The means implemented at European level
European Commission President Ursula von der Leyen pledged at the start of her mandate that the EU would develop a strategy for equality between women and men and presented objectives for the period 2020- 2025. The main principles to put an end to gender-based violence, to allow more equality in the workplace (equal participation in different economic sectors, remuneration, retirement, etc.): a strategy for more integration and intersectionality.

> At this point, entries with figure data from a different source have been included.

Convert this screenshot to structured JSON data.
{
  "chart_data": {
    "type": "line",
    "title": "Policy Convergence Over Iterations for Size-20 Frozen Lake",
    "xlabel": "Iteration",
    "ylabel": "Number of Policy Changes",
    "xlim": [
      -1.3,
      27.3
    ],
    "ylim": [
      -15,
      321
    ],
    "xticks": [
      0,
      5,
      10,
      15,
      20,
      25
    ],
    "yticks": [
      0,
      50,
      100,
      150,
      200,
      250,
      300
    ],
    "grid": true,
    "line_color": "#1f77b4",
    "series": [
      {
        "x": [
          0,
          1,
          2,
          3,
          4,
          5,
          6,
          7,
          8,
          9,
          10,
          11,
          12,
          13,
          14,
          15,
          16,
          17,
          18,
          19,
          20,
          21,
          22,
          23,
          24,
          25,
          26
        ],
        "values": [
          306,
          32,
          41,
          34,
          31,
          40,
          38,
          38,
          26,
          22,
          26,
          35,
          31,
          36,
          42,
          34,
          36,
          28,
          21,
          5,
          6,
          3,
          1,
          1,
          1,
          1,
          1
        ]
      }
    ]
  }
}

Launched in March 2020 at the instigation of MEPs from the Renew Europe group, the Simone Veil Pact – named after the first President of the European Parliament -, is an initiative aimed at improving the rights of women in the EU, and at making gender equality a fundamental right at the heart of the European project. This Pact provides for the harmonization of women’s rights between Member States, and guarantees to protect rights in danger, such as the right to abortion. The idea is to institutionalize the Pact so that its objectives can be brought to a larger scale and translated into legislation.
Means are created, at European level, to institutionalize the fight for women’s rights, and preserve those that already exist. EU primary law has great principles, but their implementation still requires a lot of work and time. However, the Union has limited competence in this area, and the unanimity of certain decisions slows down the progress that must be made to achieve equality between women and men in Europe. Women’s rights remain fragile, subject to the winds and tides of economic, social and health crises.